Libreville: Il décroche son baccalauréat à «sans famille»

Prison centrale de Libreville © D.R

Détenu depuis deux ans déjà à la prison centrale de Libreville, Darel Aldrich Loundou Madzombo, jeune Gabonais de 24 ans,  a décroché son baccalauréat après les épreuves du second tour, ce 21 juillet 2018. Une joie contrastée pour sa famille qui ne sait pas comment accueillir cette nouvelle.

Placé sous mandat de dépôt le 10 février 2016, pour des faits présumés de viol en bande organisée, Darel Aldrich Loundou Madzombo, a enfin décroché son Bac série B, après deux années d’échec, à la prison centrale de Libreville.

En effet, au moment de son arrestation, le jeune homme alors âgé de 22 ans, était inscrit en classe de terminal, où il attendait de passer les examens de fin d’année. Arrêté à mi-chemin de l’année académique, «il a passé ses épreuves, mais sans succès. L’année suivante également. C’est la session de juillet 2018 qui lui a apporté le bonheur. D’abord admissible, il a été déclaré reçu lors de la publication des résultats ce samedi», rapporte le site d’information Gabonactu.com. Ça aura été une année de dur labeur pour ce jeune détenu qui n’a eu de cesse d’insister pour décrocher son diplôme.

Les larmes et la voix chancelante d’Arlette Mangadi, sa mère, en disent long sur les difficultés rencontrées par la famille, et leur gratitude envers les personnels de prison qui ont été d’un grand soutien pour eux. «Quelques professeurs lui dispensaient les cours» a-t-elle révélé en larmes. Le jour J, le jeune homme s’est rendu à son centre d’examen escorté par des gardiens de prison, «il n’était pas menotté.

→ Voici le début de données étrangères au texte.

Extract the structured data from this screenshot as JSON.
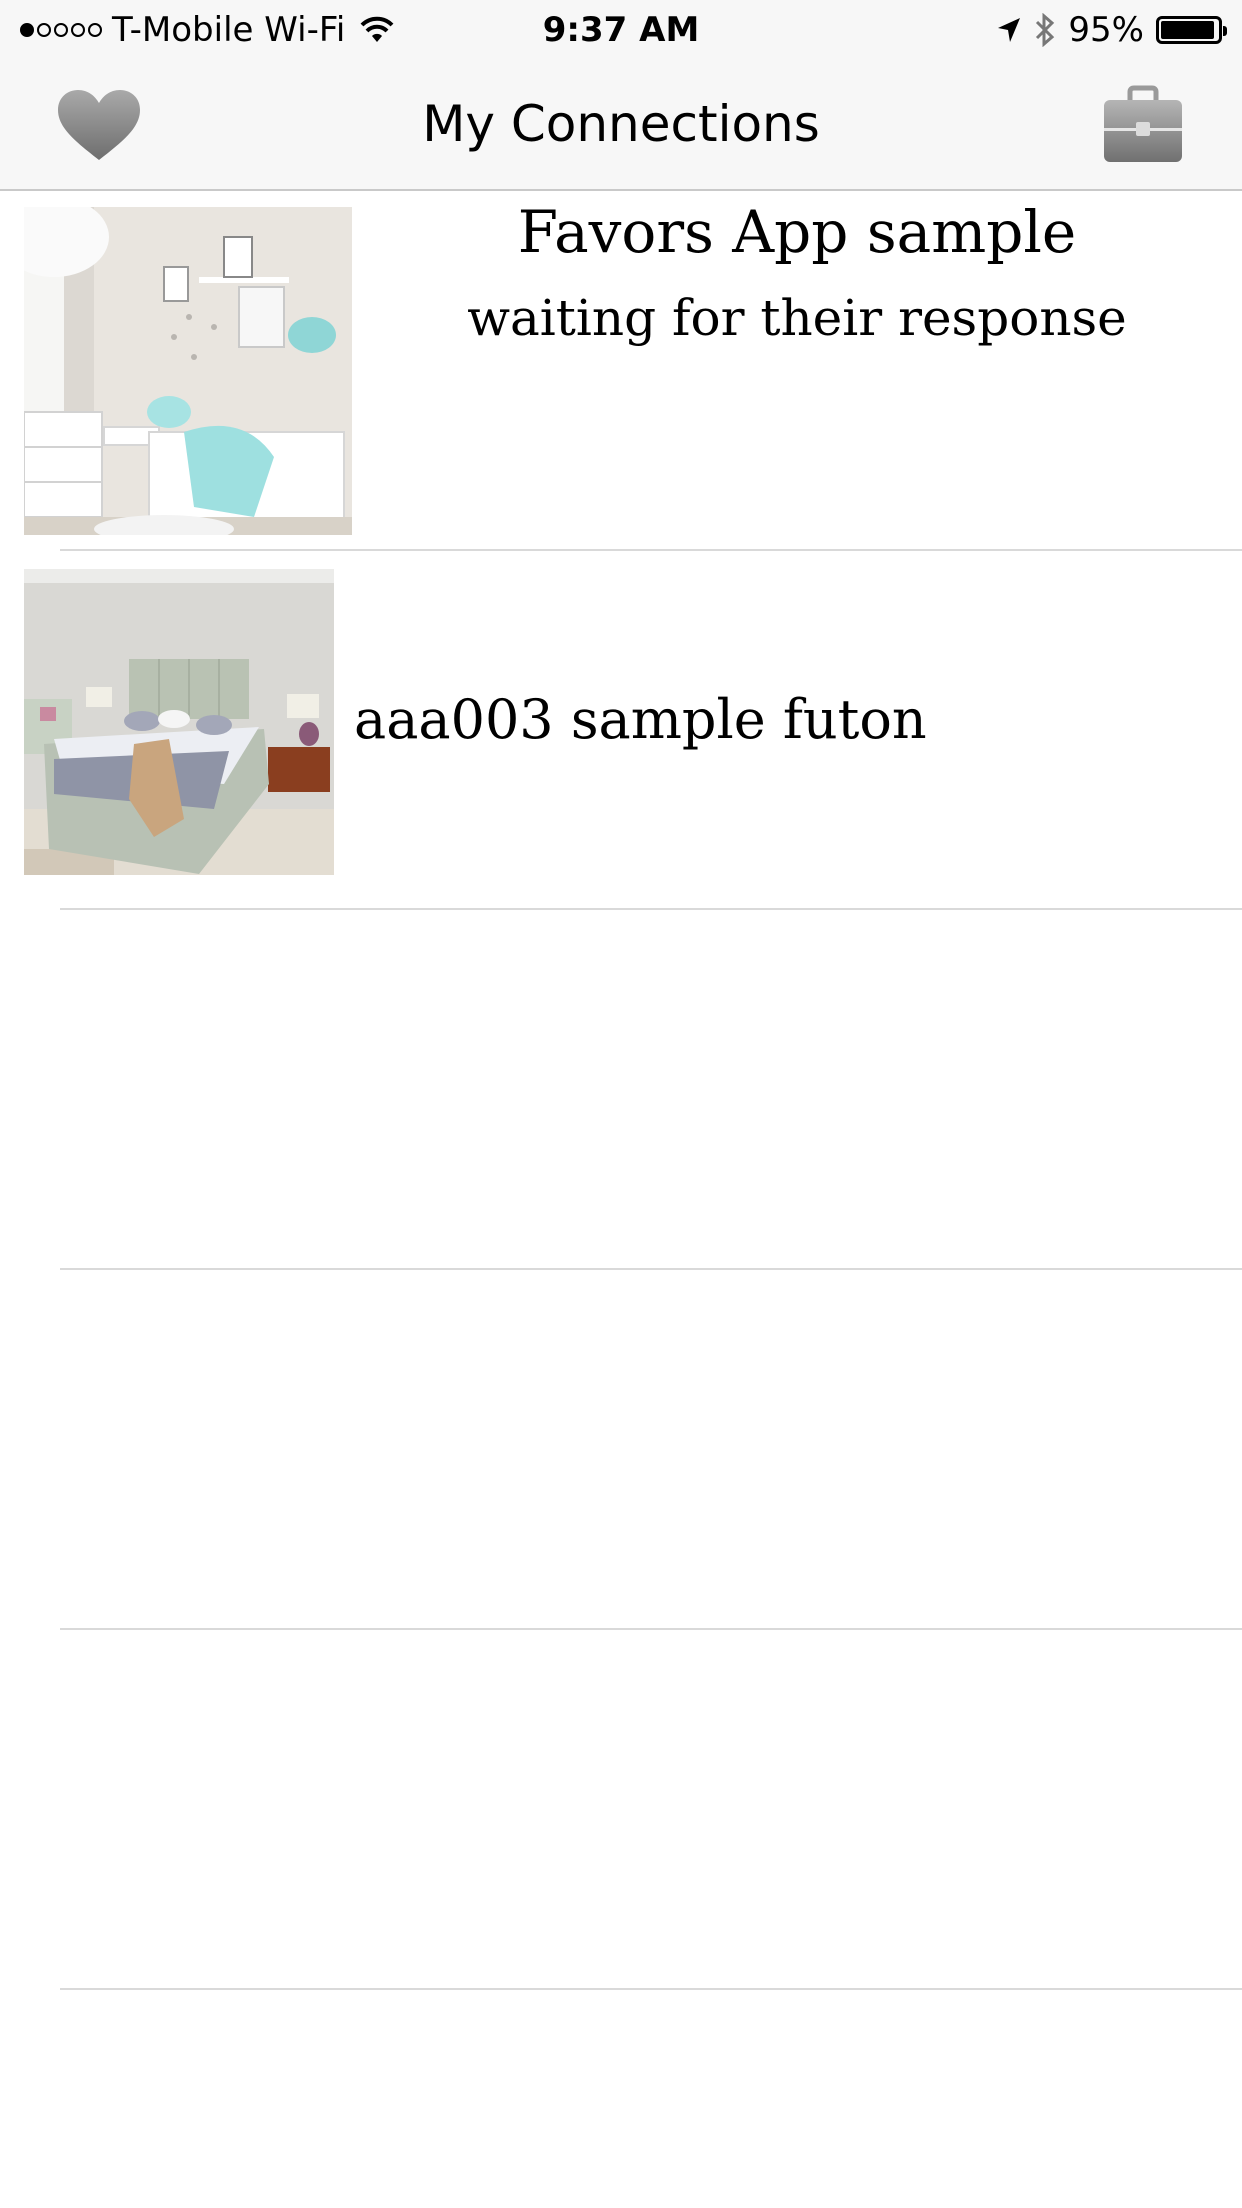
{
  "status_bar": {
    "carrier": "T-Mobile Wi-Fi",
    "time": "9:37 AM",
    "battery": "95%",
    "battery_level": 0.95,
    "signal_bars_filled": 1,
    "signal_bars_total": 5
  },
  "nav": {
    "title": "My Connections",
    "left_icon": "heart-icon",
    "right_icon": "briefcase-icon"
  },
  "connections": [
    {
      "title": "Favors App sample",
      "subtitle": "waiting for their response",
      "image": "kids-bedroom-photo"
    },
    {
      "title": "aaa003 sample futon",
      "image": "bedroom-futon-photo"
    }
  ],
  "colors": {
    "bar_background": "#f7f7f7",
    "separator": "#d9d9d9",
    "icon_gray": "#8e8e8e"
  }
}
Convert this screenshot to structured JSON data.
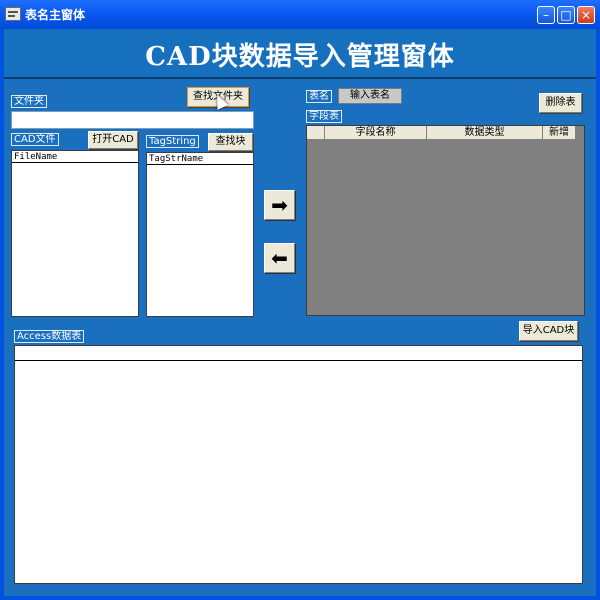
{
  "window": {
    "title": "表名主窗体",
    "minimize": "–",
    "maximize": "□",
    "close": "×"
  },
  "header": {
    "title": "CAD块数据导入管理窗体"
  },
  "folder": {
    "label": "文件夹",
    "find_button": "查找文件夹",
    "value": ""
  },
  "cad_files": {
    "label": "CAD文件",
    "open_button": "打开CAD",
    "column": "FileName"
  },
  "tag_string": {
    "label": "TagString",
    "find_button": "查找块",
    "column": "TagStrName"
  },
  "arrows": {
    "right": "➡",
    "left": "⬅"
  },
  "table_name": {
    "label": "表名",
    "value": "输入表名",
    "delete_button": "删除表"
  },
  "fields_table": {
    "label": "字段表",
    "columns": [
      "",
      "字段名称",
      "数据类型",
      "新增"
    ]
  },
  "access": {
    "label": "Access数据表",
    "import_button": "导入CAD块"
  }
}
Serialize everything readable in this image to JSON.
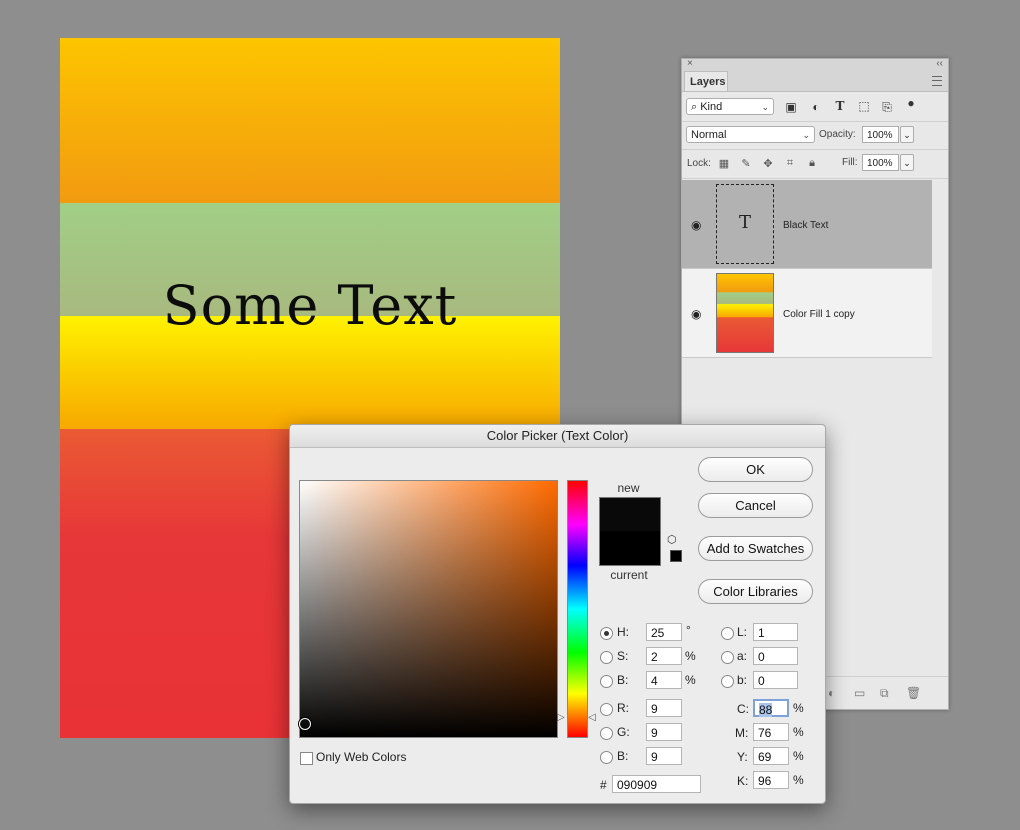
{
  "canvas": {
    "text": "Some Text"
  },
  "layers_panel": {
    "close_glyph": "×",
    "collapse_glyph": "‹‹",
    "tab_label": "Layers",
    "filter_kind": "Kind",
    "blend_mode": "Normal",
    "opacity_label": "Opacity:",
    "opacity_value": "100%",
    "lock_label": "Lock:",
    "fill_label": "Fill:",
    "fill_value": "100%",
    "layers": [
      {
        "name": "Black Text",
        "thumb_glyph": "T",
        "selected": true
      },
      {
        "name": "Color Fill 1 copy",
        "selected": false
      }
    ]
  },
  "color_picker": {
    "title": "Color Picker (Text Color)",
    "label_new": "new",
    "label_current": "current",
    "new_color": "#090909",
    "current_color": "#000000",
    "buttons": {
      "ok": "OK",
      "cancel": "Cancel",
      "add_swatches": "Add to Swatches",
      "libraries": "Color Libraries"
    },
    "hsb": {
      "h_label": "H:",
      "h_value": "25",
      "h_unit": "°",
      "s_label": "S:",
      "s_value": "2",
      "s_unit": "%",
      "b_label": "B:",
      "b_value": "4",
      "b_unit": "%"
    },
    "rgb": {
      "r_label": "R:",
      "r_value": "9",
      "g_label": "G:",
      "g_value": "9",
      "b_label": "B:",
      "b_value": "9"
    },
    "lab": {
      "l_label": "L:",
      "l_value": "1",
      "a_label": "a:",
      "a_value": "0",
      "b_label": "b:",
      "b_value": "0"
    },
    "cmyk": {
      "c_label": "C:",
      "c_value": "88",
      "m_label": "M:",
      "m_value": "76",
      "y_label": "Y:",
      "y_value": "69",
      "k_label": "K:",
      "k_value": "96",
      "unit": "%"
    },
    "hex_label": "#",
    "hex_value": "090909",
    "only_web_colors": "Only Web Colors"
  }
}
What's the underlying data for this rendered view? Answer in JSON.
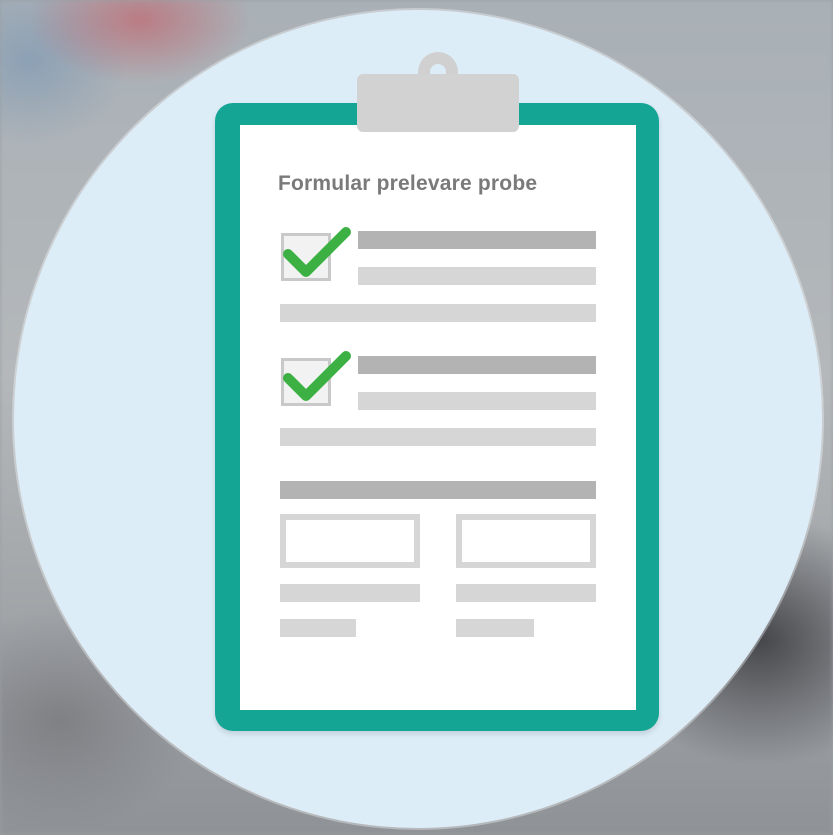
{
  "form": {
    "title": "Formular prelevare probe",
    "checklist": [
      {
        "checked": true,
        "check_icon": "check-icon"
      },
      {
        "checked": true,
        "check_icon": "check-icon"
      }
    ]
  },
  "colors": {
    "circle": "#dcedf8",
    "board": "#14a595",
    "check": "#3cb043",
    "bar_dark": "#b3b3b3",
    "bar_light": "#d6d6d6"
  }
}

Les gardes prisonniers n’étaient pas en tenue pour ne pas effrayer les autres candidats», a-t-elle poursuivi avec une pointe de reconnaissance.

Au bout du chemin, une victoire qui marque le cœur des siens d’une profonde tristesse. En commençant par sa mère, «J’ai les larmes aux yeux. C’est la joie, mais je suis triste, c’est dur à comprendre». Comme elle, la maison familiale au PK 11 a célébré la très bonne nouvelle dans la cour commune, dans une ambiance semblable à une veillée mortuaire. Une ambiance que l’on peut comprendre quand la famille continue de s’interroger sur les raisons réelles de l’arrestation de leur fils «Il est poursuivi pour viol en bande organisée sous la menace d’armes.  Pourquoi est-il le seul à être en prison ? Où sont les autres membres de la bande ?» s’est demandée la maman le coeur ravagé par la tristesse.